Romans 6:20

[20] For when you were slaves of sin, you were free from allegiance to righteousness.

What does freedom look like?

How do you know it when you obtain it?

Sinners possess these questions from various angles. The film opens as a young man, visibly having just endured some traumatic event, bursts into a small church in rural Mississippi circa 1932, filled with parishioners dressed in all white. As he staggers towards the altar, clutching the neck of a broken guitar, the preacher, who is also his father, proclaims his son has returned. The young man, speechless, slowly limps closer to his father. His father triumphantly declares his son has left the temptation of sin and is free from its grasp. He embraces his son in an attempt to comfort him telling him to let it go. The camera cuts to a close-up of the son's hand still tightly clenched around the broken guitar.

Ryan Coogler's latest film takes its place among the trend of Black horror movies, yet achieves what others have either failed to or ignored. He elevates the genre with nuance and thoughtfulness that is becoming an expectation of his work. First, I must address the care that was taken to technically make this movie. Coogler’s use of wide-format film is an excellent choice and helps provide a palette that allows increased depth and range of color to showcase the intentional diversity in skin tones among the cast. Secondly, making this movie available in multiple formats to provide as many viewing options as possible signals a level of care for the art of storytelling that is sometimes lost in our age of streaming. Understanding how a film is viewed can be just as critical as the performance of the actors on screen.

Michael B. Jordan leads a cast that delivers a thought-provoking take on the vampire genre. While the film's protagonists, Smoke and Stake, both played by Jordan, are returning home to the South, disillusioned by the realities of the North that confronted them. They seek to build a place where Black people can feel free. They do this by opening a juke joint. Delroy Lindo gives an amazing performance in his role as Slim, while newcomer Miles Caton rightfully holds his own amongst this veteran cast.

The film contrasts the perception of what freedom looks like with how one actually obtains it. Blacks living under Jim Crow had mothers and grandpas, aunties, and cousins who were born under the dark cloud of slavery. Many had tasted and seen what freedom could be. But despite a constitutional amendment and a Civil War, freedom remained an elusive state for our people.

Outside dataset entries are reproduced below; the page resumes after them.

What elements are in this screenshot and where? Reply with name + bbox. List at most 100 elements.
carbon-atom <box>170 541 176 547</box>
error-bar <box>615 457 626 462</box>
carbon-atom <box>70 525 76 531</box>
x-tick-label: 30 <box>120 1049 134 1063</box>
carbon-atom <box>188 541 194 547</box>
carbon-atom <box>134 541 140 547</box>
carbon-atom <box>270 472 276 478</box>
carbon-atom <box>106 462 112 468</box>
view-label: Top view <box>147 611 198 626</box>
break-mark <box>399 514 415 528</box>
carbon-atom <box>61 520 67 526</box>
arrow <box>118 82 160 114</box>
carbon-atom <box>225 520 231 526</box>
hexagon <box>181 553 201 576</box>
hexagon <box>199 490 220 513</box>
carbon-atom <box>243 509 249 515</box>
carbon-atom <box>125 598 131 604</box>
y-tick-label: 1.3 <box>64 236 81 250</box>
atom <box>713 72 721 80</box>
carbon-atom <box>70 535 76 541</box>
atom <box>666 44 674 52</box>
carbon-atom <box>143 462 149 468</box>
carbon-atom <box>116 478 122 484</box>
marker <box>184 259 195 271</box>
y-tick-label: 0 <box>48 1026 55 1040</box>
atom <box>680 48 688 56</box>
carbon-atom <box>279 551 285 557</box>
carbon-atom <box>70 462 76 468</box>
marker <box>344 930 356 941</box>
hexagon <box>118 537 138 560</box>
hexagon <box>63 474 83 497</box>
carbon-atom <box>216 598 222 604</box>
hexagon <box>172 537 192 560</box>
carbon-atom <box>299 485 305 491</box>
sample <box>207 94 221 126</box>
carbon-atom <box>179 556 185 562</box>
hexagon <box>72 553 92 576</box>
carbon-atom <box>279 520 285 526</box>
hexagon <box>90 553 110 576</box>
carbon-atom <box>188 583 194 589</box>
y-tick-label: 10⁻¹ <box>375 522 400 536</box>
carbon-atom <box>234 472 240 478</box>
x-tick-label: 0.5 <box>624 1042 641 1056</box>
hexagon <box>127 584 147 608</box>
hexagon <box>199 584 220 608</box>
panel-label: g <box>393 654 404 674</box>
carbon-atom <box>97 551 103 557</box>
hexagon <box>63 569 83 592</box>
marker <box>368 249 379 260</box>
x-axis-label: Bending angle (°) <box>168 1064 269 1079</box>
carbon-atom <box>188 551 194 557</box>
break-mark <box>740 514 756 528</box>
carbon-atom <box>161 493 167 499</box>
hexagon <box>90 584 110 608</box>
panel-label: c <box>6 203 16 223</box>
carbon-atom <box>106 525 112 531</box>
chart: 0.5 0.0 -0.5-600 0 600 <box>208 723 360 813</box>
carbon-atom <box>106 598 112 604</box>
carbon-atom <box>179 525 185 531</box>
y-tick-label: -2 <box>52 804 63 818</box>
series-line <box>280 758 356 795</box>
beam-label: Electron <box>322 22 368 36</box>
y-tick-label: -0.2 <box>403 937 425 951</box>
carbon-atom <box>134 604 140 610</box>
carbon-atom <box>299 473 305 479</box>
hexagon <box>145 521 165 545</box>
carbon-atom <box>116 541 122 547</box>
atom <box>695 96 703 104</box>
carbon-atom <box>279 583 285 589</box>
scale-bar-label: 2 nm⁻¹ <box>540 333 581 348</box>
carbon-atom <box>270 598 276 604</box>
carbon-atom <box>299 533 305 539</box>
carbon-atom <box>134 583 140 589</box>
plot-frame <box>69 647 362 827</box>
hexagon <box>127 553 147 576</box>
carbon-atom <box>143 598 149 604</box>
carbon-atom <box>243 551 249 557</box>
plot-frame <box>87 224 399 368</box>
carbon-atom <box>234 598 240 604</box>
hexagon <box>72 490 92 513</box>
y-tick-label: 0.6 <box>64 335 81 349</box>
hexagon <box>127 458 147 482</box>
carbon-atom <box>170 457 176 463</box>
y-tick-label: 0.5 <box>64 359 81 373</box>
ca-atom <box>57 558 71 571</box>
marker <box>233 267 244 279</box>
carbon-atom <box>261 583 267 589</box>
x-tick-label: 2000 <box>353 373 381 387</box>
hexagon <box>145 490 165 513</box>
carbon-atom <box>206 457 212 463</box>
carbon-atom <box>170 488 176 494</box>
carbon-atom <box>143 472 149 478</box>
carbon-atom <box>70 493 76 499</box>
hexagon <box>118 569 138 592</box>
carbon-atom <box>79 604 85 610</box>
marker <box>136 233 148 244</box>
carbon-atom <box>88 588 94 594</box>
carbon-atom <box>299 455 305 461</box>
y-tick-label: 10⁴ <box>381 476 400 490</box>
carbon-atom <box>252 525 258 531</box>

Is the ability to come and go as you please constitute freedom? Or to not be beholden to another solely due to the color of your skin, does that equate to freedom? Does earning a sustainable living on your own bestow freedom to a person? Sadly, the issues plaguing the characters of this film are just as relevant today. On a deeper level, what does one do with the sins of their past? How do you free yourself from guilt, shame, or regrets for events beyond your control? Sinners addresses these layered issues within the context of a horror film. Rarely can you feel the suspense of waiting for the villain's next victim to shockingly die while pondering if your own path in life is allowing you to live truly free and what lengths you would go to obtain that freedom. We all have sinned, but the challenge of getting free from it is humanity's oldest dilemma.